I Would Not Be Held.

My dad wasted no time driving the U-Haul to Larry’s house to get my stuff. I knocked on the door, Daddy by my side.

A smiling, shirtless Larry flung open the door, cigarette in one hand, and started to say, “I knew you’d be back!” But he trailed off and stopped smiling when he saw my dad. Dad was not smiling.

“What’s going on,” he said flatly, nodding in my dad’s direction and holding the door open for us.

“I just need my stuff,” I said, ducking past Larry and heading into the bedroom. I started shoving my clothes into the boxes from whence they’d come, some into the duffel that had been strapped onto Larry’s motorcycle only a couple of months before. I should have known I was in trouble when I got choked up packing my filthy black Harley-Davidson t-shirts.

But I squashed my tears and shoved my crap into bags and boxes. I handed all the boxes to my dad, grabbed as many packs of cigarettes as I could find and, finally, headed for the hamsters.

Larry watched me in disbelief. While my dad was outside he asked, “Are you sure you wanna do this?”

“I’m totally fuckin’ sure,” I said, spitting the words at him. Suddenly I was furious with Larry for forcing me to live in this hellhole, this beastly hot place with no air conditioning and no guitars.

Suddenly everything was Larry’s fault.

I fumed silently, shoving hamster food into torn plastic grocery bags.

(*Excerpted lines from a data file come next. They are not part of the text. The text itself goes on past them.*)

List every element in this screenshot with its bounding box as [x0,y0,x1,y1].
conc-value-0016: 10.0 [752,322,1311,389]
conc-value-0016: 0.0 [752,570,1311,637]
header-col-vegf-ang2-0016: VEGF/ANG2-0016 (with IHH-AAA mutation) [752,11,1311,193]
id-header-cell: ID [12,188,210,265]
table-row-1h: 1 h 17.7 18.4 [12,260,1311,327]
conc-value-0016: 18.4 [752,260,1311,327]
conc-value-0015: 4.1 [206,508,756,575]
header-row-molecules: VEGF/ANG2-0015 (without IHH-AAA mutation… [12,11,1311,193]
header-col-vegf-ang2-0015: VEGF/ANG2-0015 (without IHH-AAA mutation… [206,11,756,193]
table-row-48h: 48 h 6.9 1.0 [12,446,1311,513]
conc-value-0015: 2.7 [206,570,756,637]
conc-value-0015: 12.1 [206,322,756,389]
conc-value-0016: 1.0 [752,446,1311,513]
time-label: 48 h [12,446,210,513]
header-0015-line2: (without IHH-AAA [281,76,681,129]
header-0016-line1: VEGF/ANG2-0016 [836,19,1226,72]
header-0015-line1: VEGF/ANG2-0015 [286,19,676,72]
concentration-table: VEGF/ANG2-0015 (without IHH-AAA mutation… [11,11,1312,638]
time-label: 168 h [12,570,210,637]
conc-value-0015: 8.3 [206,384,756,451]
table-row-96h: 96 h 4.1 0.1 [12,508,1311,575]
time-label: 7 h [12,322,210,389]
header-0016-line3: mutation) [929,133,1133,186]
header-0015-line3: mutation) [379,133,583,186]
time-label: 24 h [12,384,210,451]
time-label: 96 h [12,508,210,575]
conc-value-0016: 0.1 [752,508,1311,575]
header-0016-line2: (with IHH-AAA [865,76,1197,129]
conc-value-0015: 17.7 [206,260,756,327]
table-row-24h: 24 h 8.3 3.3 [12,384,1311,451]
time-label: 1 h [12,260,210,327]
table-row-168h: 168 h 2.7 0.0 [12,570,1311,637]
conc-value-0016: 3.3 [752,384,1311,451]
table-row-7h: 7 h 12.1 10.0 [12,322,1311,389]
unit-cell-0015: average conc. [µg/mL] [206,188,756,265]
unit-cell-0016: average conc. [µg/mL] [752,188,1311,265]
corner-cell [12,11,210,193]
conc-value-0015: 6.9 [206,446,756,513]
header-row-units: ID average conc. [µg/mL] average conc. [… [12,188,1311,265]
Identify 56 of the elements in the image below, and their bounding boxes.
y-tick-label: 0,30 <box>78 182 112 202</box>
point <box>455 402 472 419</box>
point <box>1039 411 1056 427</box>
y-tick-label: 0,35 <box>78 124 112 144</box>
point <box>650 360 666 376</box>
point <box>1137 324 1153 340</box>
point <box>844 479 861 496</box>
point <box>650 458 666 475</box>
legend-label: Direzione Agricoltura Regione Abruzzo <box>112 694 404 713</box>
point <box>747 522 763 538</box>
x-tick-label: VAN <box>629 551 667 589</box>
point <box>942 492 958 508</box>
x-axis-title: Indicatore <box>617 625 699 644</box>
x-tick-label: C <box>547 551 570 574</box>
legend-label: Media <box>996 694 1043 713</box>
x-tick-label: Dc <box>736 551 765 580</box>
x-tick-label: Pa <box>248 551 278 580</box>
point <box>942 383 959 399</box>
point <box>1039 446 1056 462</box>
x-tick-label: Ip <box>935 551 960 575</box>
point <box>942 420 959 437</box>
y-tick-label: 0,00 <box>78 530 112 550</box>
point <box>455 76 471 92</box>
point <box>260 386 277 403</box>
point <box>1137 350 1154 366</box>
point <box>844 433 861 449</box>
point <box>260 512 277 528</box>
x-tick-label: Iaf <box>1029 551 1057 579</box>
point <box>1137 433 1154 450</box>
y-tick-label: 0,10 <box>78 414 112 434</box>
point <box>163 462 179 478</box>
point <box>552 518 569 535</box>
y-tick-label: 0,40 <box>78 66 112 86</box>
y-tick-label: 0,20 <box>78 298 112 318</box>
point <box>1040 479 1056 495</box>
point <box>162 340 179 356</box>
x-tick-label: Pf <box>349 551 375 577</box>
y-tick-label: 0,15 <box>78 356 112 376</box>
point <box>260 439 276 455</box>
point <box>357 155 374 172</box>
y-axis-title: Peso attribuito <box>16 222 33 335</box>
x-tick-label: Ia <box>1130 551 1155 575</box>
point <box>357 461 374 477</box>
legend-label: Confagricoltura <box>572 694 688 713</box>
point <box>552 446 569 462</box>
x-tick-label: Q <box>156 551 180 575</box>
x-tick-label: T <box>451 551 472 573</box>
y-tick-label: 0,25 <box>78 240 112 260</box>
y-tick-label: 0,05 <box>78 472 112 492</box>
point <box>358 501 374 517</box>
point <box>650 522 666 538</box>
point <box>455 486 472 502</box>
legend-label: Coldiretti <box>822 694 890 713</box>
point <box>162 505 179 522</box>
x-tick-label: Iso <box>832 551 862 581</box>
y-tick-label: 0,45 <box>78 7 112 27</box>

When Larry tried to pull me toward him, I pushed him away with my head, shrugged him off.

I would not be held.

This was the only time I ever realized that real Dad was better than fake Dad, although I still didn’t understand the Freudian aspect of what I’d been doing. I left Larry in Florida almost exactly a year after I’d found him, and I tried hard to burn that bridge before I left.

From a young age, I’d believed that being angry would protect me from my angst about loss. I weaponized my anger against my sadness and took it out on anyone associated with me. Every time I learned we were planning to move, I started to hate the place we were leaving. I thought anger turned me into something more stoic than the lost child I ignored. When I moved away from places I loved – schools, homes, even vacations – becoming angry kept me from crying. I thought anger would make leaving less painful.

In actuality, I ignored pain completely. Along with everything else, alcohol robbed me of any distinct feelings. My pain disappeared along with my love, my hate, my fear, my joy, my excitement, my mind. In the process of trying to destroy my pain, I destroyed every feeling I’d ever had.

At the age of 21, I was already dead inside.

My dad took the last of the boxes to the U-Haul and started the engine, cooling the cab while he waited for me to say goodbye. He didn’t need to say anything to Larry.

I grabbed the half-bag of wood shavings, then picked up the hamster cage – waking up both furry critters, their noses crinkling at the sky, confused, their eyes still closed. They were adorably ignorant.

Larry gently grabbed my arm, shaking the cage. “What can I do to make you stay?”

“Not a fucking thing,” I said, yanking my arm from his grip.

He let go without a fight and watched me walk out the door without another word.